Peristiwa Mengerikan
Peristiwa mengerikan terjadi pada 25 November lalu. Saat hujan deras mengguyur, Misriani bersama suaminya yang lumpuh dan anak lelakinya sedang berkumpul di dalam rumah makan. Tiba-tiba, air berisi kayu gelondongan datang dengan cepat. Mereka panik dan berusaha menyelamatkan diri.
Suami Misriani tidak bisa bergerak karena lumpuh. Dengan kondisi darurat, mereka berdua mendorong kursi roda ke bagian belakang rumah. Anak lelakinya naik ke atas bak penampung air terlebih dahulu, kemudian Misriani mengangkat suaminya dan menyerahkan kepada anaknya yang menunggu di atas.
Setelah suaminya berhasil naik, barulah Misriani juga naik untuk menyelamatkan diri. Mereka bertahan di kegelapan selama 6 jam, hingga akhirnya dibantu oleh warga lainnya.
Kekurangan Air Bersih
Selama 10 hari pasca-bencana, Misriani dan keluarganya belum menerima bantuan air bersih. Untuk bertahan hidup, mereka menampung air hujan, lalu memasaknya menggunakan kayu bakar, dan minum. Hal ini dilakukan sejak hari pertama bencana.
Tidak hanya minum, tetapi untuk makan pun mereka masih kesusahan. Mereka bergantung pada bantuan dari pemerintah, berupa dapur umum. Namun, makan hanya dua kali sehari, yaitu sekitar pukul 10:00 WIB dan 18:00 WIB. Lauk terkadang hanya mie instan atau nasi putih.
Permintaan Bantuan
Misriani mengaku tidak berharap banyak kepada pemerintah. Ia hanya meminta bantuan sembako untuk bertahan hidup, alat berat untuk menyingkirkan lumpur yang mengeras, dan air bersih. “Kami membutuhkan air bersih kemudian bahan pokok makanan. Makan mie terus rasanya sudah Indomie sudah bosan,” ujarnya.
Kondisi Wilayah Masih Memprihatinkan
Kondisi Tapanuli Tengah masih dalam proses perbaikan. Jalanan masih tertimbun lumpur, dan lumpur setinggi 1 meter lebih di sepanjang jalan masih bertahan. Hal ini menyulitkan akses transportasi dan distribusi bantuan.

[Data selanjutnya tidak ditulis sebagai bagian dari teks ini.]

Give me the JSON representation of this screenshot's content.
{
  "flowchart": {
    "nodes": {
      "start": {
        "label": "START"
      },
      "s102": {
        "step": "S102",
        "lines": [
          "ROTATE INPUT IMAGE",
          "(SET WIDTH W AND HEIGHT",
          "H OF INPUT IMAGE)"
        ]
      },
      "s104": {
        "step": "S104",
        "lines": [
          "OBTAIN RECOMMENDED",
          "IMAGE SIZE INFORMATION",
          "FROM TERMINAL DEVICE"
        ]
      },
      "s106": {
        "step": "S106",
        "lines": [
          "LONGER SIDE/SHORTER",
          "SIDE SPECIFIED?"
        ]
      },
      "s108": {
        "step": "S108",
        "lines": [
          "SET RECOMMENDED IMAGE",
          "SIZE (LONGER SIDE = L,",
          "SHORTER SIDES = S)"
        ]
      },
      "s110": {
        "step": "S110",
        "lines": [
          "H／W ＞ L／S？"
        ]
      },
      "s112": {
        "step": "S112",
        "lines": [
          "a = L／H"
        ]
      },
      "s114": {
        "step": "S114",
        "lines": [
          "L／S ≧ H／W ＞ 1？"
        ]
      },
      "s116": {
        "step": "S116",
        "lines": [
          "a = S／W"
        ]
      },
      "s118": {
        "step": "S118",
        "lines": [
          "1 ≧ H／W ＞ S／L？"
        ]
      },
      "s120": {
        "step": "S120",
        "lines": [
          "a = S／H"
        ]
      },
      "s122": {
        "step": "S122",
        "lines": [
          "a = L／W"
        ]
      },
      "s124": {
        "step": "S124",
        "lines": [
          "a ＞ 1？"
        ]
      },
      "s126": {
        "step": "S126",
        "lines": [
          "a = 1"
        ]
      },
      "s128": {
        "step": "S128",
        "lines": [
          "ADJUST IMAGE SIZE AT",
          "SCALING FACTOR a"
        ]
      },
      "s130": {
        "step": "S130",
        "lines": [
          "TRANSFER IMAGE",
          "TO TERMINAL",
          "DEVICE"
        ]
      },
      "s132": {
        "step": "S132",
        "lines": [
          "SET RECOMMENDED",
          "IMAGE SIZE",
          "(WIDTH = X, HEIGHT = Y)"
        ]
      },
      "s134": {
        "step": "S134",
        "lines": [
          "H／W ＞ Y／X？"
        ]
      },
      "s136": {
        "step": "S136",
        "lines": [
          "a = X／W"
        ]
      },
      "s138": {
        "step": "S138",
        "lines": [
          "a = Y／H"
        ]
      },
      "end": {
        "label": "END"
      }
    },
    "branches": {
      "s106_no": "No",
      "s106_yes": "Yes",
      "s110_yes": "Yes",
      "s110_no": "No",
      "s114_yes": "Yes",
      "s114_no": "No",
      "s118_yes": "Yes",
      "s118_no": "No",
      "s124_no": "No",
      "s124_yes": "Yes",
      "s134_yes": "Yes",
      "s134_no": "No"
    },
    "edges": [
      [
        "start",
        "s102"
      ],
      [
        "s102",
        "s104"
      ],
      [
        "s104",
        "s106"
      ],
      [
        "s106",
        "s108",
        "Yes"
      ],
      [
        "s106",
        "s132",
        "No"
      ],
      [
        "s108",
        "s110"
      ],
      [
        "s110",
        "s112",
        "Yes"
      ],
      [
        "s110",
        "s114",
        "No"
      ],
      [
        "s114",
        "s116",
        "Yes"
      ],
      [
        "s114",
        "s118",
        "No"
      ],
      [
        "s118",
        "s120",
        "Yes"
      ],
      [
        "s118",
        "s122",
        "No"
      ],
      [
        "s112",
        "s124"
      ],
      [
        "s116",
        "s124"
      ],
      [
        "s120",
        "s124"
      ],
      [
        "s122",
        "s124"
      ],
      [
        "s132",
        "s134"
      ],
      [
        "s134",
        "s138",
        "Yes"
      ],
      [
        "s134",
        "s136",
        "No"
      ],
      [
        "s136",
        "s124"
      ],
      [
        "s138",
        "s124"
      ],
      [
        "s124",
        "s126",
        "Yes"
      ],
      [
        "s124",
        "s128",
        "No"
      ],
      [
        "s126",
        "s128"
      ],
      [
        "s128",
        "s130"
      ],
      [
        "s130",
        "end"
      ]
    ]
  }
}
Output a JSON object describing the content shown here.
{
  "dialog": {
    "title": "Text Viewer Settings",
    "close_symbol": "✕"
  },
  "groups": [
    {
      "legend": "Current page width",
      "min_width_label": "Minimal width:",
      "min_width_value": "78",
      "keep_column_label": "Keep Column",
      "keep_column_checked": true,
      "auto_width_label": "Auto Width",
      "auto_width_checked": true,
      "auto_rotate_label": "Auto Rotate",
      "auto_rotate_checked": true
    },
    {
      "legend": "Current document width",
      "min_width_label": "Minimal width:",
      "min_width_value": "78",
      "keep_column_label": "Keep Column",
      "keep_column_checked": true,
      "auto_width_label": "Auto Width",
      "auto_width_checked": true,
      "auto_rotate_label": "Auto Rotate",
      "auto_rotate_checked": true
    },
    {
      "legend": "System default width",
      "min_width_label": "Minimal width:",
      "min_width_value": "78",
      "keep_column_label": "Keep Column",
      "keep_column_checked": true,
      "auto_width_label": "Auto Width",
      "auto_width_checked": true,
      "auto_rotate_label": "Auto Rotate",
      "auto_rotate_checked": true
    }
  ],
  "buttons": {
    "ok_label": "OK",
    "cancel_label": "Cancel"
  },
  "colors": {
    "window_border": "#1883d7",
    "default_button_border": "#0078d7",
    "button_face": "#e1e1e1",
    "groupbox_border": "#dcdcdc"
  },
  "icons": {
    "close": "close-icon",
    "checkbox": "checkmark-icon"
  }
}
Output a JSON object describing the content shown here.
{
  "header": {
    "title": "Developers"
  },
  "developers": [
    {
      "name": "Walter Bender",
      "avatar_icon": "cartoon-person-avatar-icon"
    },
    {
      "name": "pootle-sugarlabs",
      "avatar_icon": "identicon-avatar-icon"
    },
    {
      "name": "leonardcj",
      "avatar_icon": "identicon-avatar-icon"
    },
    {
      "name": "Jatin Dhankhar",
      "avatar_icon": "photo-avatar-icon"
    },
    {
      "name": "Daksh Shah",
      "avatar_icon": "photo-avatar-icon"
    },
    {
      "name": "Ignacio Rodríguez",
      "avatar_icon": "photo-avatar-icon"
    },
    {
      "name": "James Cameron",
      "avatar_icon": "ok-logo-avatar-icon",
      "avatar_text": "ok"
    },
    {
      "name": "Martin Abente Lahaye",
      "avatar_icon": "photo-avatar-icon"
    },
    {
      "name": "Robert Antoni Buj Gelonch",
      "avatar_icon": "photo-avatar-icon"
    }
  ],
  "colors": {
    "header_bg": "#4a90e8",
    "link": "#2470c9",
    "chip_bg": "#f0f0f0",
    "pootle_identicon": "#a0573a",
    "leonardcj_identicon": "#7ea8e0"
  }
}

Warga seperti Misriani merasa kesulitan untuk bangkit dari keterpurukan. Mereka membutuhkan bantuan yang lebih cepat dan efektif agar dapat kembali menjalani kehidupan normal.
Harapan untuk Pemulihan
Meskipun dalam kondisi sulit, Misriani dan keluarganya tetap berusaha bertahan. Mereka percaya bahwa dengan dukungan dari pemerintah dan masyarakat, kondisi akan segera membaik. Namun, sampai saat ini, harapan tersebut belum terwujud sepenuhnya.